Conquer we will or we’ll die my lads
All hearts beating as one.
Steadily marching side by side
Steadily tramping on.
THE poignant and tragic song of the Leeds Pals echoes chillingly, even 100 years later. You can almost hear them humming it as they sat in the trenches of the Somme waiting to go over the top. For Major Booth it may well have been one of the last things he ever did.
The BBC will be remembering him this Monday as part of its World War One at Home stories which explore the impact of the war here in Yorkshire, right on our doorsteps.
There are those who say that Booth (Major was in fact his first name, not his rank) could have become one of the greatest cricketers the county had ever produced. Lord Hawke said of him: “England lost one of the most promising and charming young cricketers it was ever my lot to meet.” No mean statement in a sport that has produced so many legends.
Booth began his cricket with Pudsey St Lawrence in the Bradford League but it was in the Mexborough league where he got himself noticed. He was an all rounder. Right arm fast, as well as an occasional spinner and batsman. His big year was 1913. He took 181 first class wickets, including 158 for the county, that season and scored over 1,000 runs.

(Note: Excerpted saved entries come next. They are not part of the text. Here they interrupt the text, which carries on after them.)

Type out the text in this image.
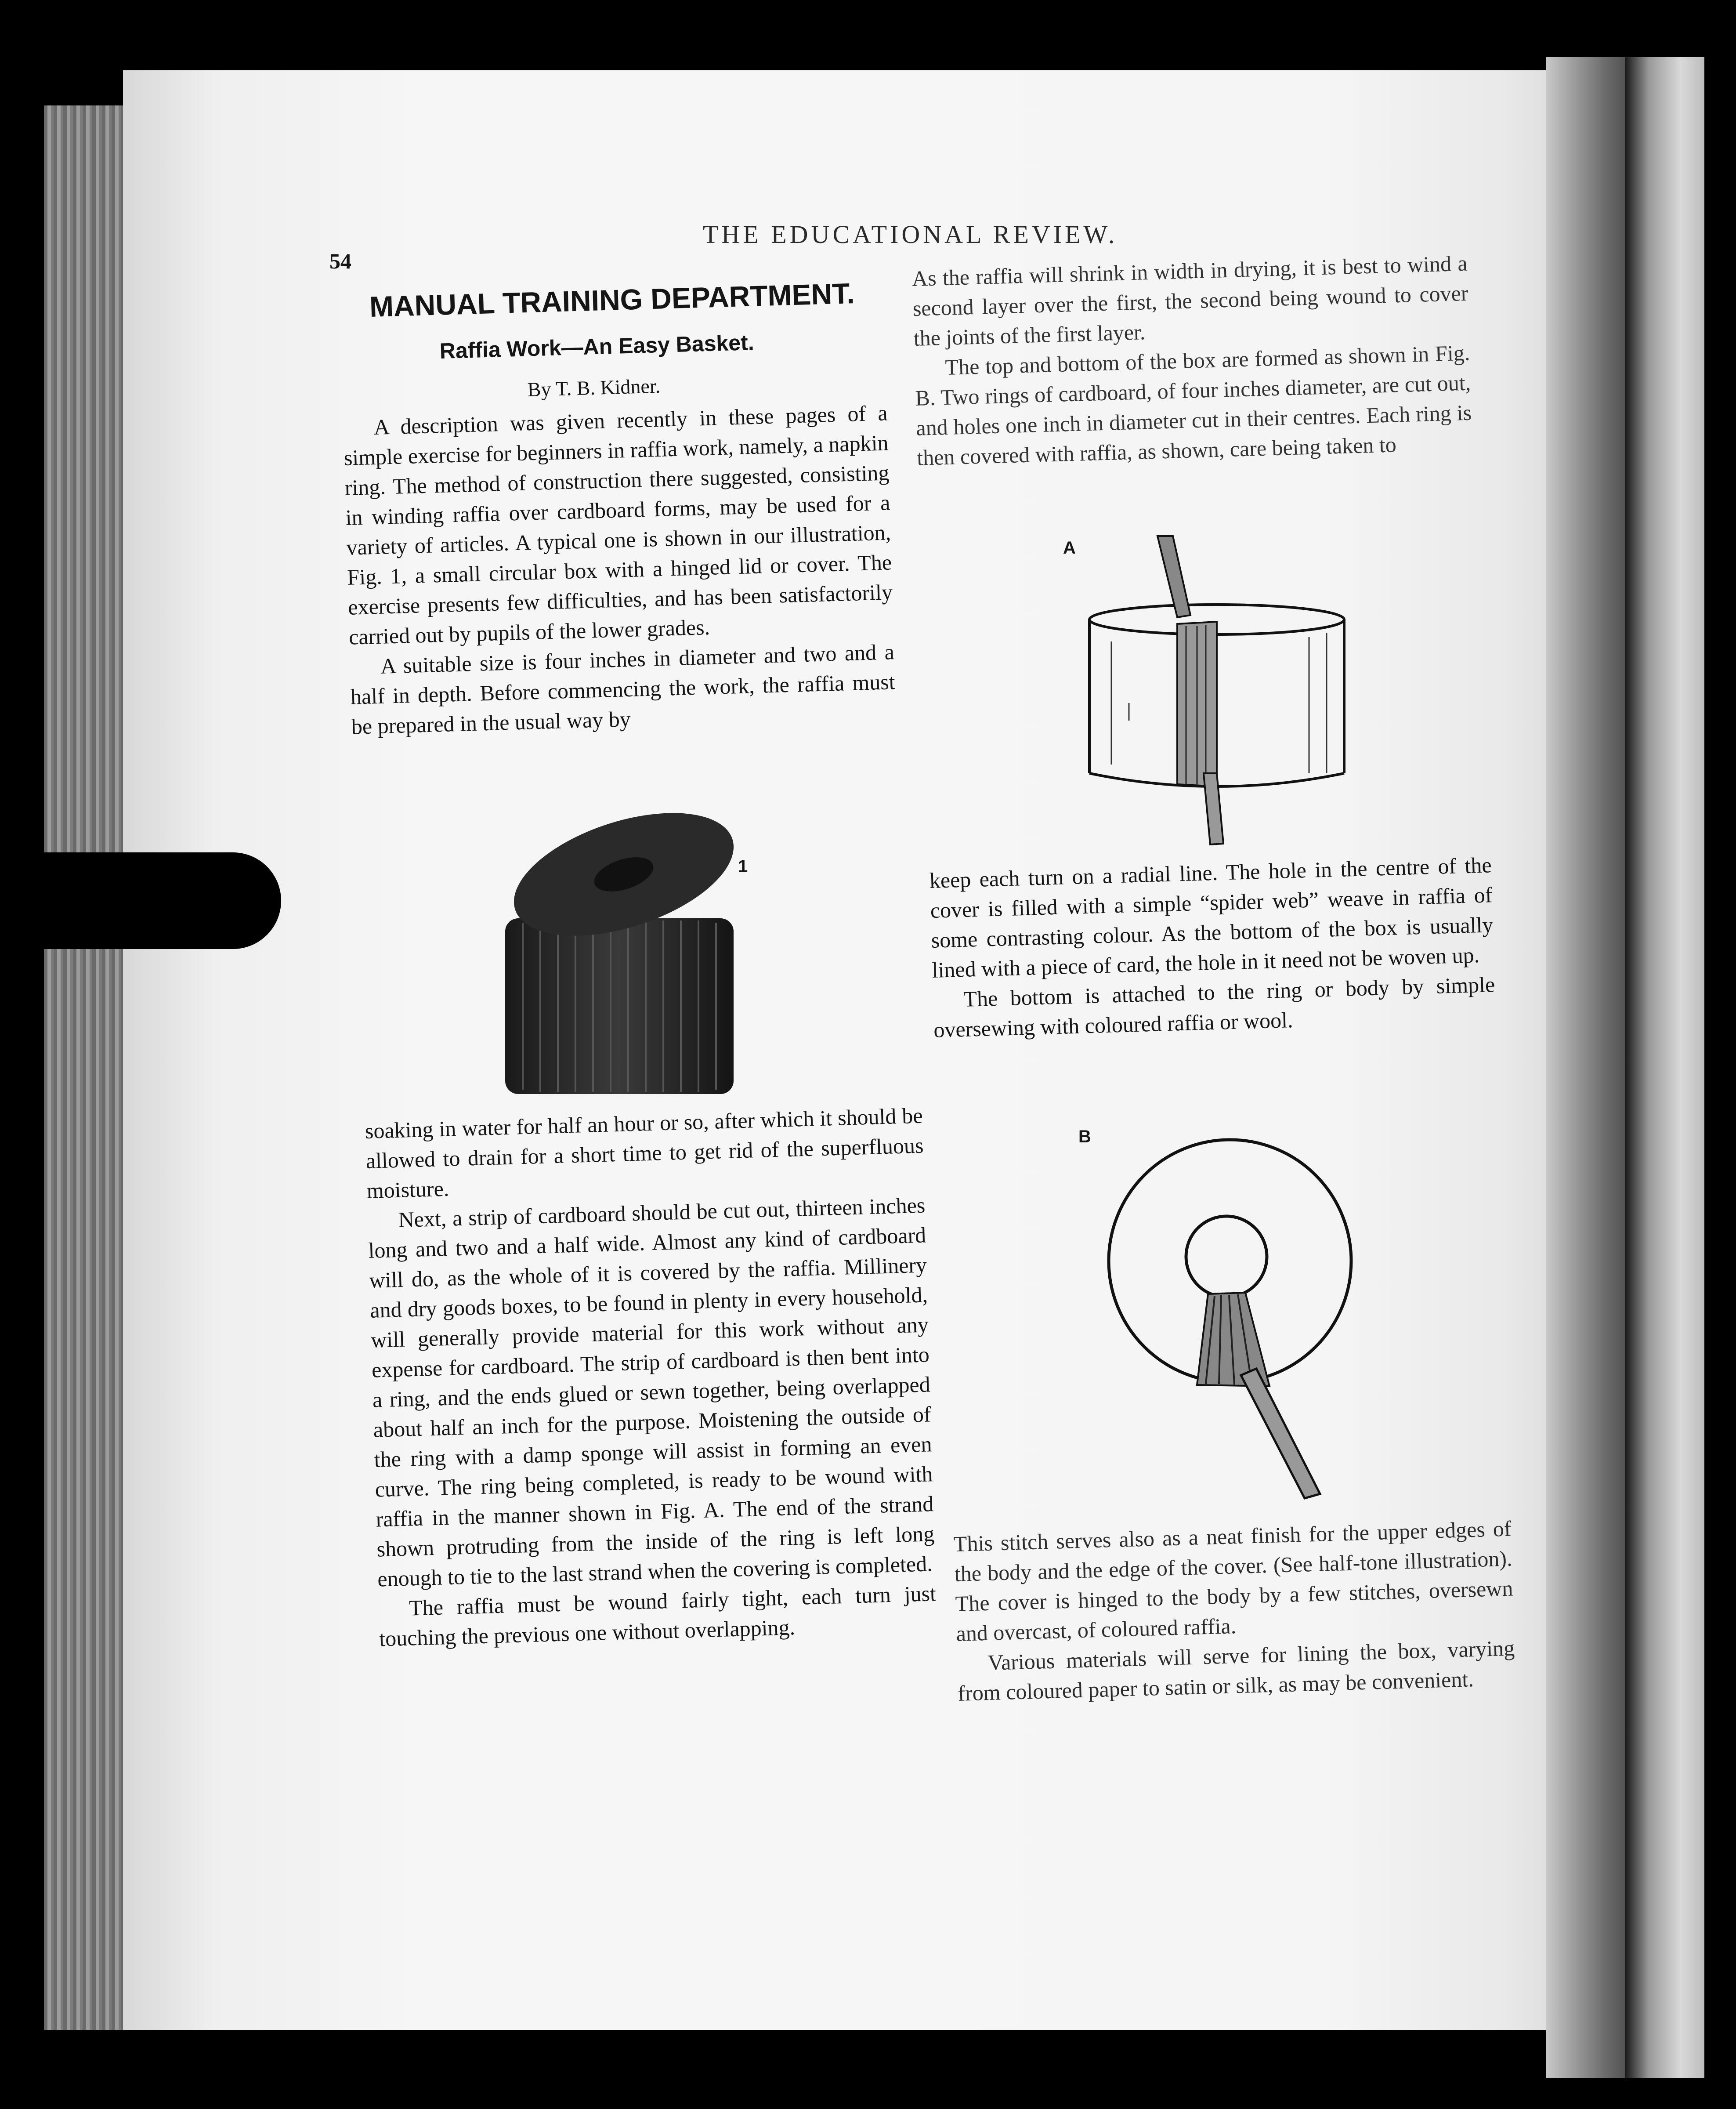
54
THE EDUCATIONAL REVIEW.
MANUAL TRAINING DEPARTMENT.
Raffia Work—An Easy Basket.
By T. B. Kidner.

A description was given recently in these pages of a simple exercise for beginners in raffia work, namely, a napkin ring. The method of construction there suggested, consisting in winding raffia over cardboard forms, may be used for a variety of articles. A typical one is shown in our illustration, Fig. 1, a small circular box with a hinged lid or cover. The exercise presents few difficulties, and has been satisfactorily carried out by pupils of the lower grades.

A suitable size is four inches in diameter and two and a half in depth. Before commencing the work, the raffia must be prepared in the usual way by

1

soaking in water for half an hour or so, after which it should be allowed to drain for a short time to get rid of the superfluous moisture.

Next, a strip of cardboard should be cut out, thirteen inches long and two and a half wide. Almost any kind of cardboard will do, as the whole of it is covered by the raffia. Millinery and dry goods boxes, to be found in plenty in every household, will generally provide material for this work without any expense for cardboard. The strip of cardboard is then bent into a ring, and the ends glued or sewn together, being overlapped about half an inch for the purpose. Moistening the outside of the ring with a damp sponge will assist in forming an even curve. The ring being completed, is ready to be wound with raffia in the manner shown in Fig. A. The end of the strand shown protruding from the inside of the ring is left long enough to tie to the last strand when the covering is completed.

The raffia must be wound fairly tight, each turn just touching the previous one without overlapping.

As the raffia will shrink in width in drying, it is best to wind a second layer over the first, the second being wound to cover the joints of the first layer.

The top and bottom of the box are formed as shown in Fig. B. Two rings of cardboard, of four inches diameter, are cut out, and holes one inch in diameter cut in their centres. Each ring is then covered with raffia, as shown, care being taken to

A

keep each turn on a radial line. The hole in the centre of the cover is filled with a simple “spider web” weave in raffia of some contrasting colour. As the bottom of the box is usually lined with a piece of card, the hole in it need not be woven up.

The bottom is attached to the ring or body by simple oversewing with coloured raffia or wool.

B

This stitch serves also as a neat finish for the upper edges of the body and the edge of the cover. (See half-tone illustration). The cover is hinged to the body by a few stitches, oversewn and overcast, of coloured raffia.

Various materials will serve for lining the box, varying from coloured paper to satin or silk, as may be convenient.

He was selected for the tour of South Africa and duly played in two Tests. Prior to the First Test while travelling with Jack Hobbs and Bert Strudwick, he was thrown out of a car near to Umbito. Booth and the driver lay beneath the overturned car. He played in the Test but needed a runner because of a back injury sustained in the crash. Then his career ended abruptly in mid-season the following year – 1914.
War was declared in August and life changed overnight. A recruitment campaign, launched by Lord Kitchener, was launched stirring the fervour in communities and sporting associations. The idea of the Leeds Pals came about quickly.
Indeed it was early in September that the Yorkshire Post reported that the Lord Mayor of Leeds had offered to provide all uniforms and equipment.
The recruitment campaign made it clear that this was primarily a middle class battalion and one showpiece occasion showed off this pride and passion. A cricket match between the Leeds Pals with Booth and Roy Kilner, a Yorkshire team-mate, playing for the Pals against a Yorkshire team.
The Pals, who had trained in the Yorkshire Dales, marched from Leeds station to Headingley. It was easy to see why the likes of Booth would play a key role in the morale of the unit. He was a respected Yorkshire and England cricketer, perfect for an early promotion to 2nd Lieutenant.
Booth spent the first part of the war in Egypt before he and the Pals boarded HMT Ascania and headed for France. Destination, the Somme.
The fateful day was July 1, 1916, and it was 7.30 in the morning. Booth was one of the first over the top as the attack began at La Cigny. Within seconds he saw that a man was injured and tried to steer him to a crater hole. Booth himself was hit by shrapnel, deep in the shoulder. He staggered into another shell hole and was joined by a fellow Yorkshire cricketer from the Bradford Pals, Abe Waddington. He, too, had been hit. They were both in no man’s land and it was here that Booth died in Waddington’s arms. The irony of this is that Waddington later replaced Booth in the Yorkshire team when the sport restarted in 1919.
His loss was deeply felt across Yorkshire. Poems were sent to the local paper in Pudsey and his sister, it is said, never got over his death. For 50 years she kept a candle lit in her cottage and refused to alter his room in any way, the words of the Leeds Pals song never far from her thoughts.
Soon we’ll be far from Leeds my lads
Goodbye to England dear.
Though there’s a lump in our throats my lads
Pals should not shed a tear.
• Harry Gration, the Look North presenter, will tell Major William Booth’s story on BBC Radio Leeds on Monday at 8.15am.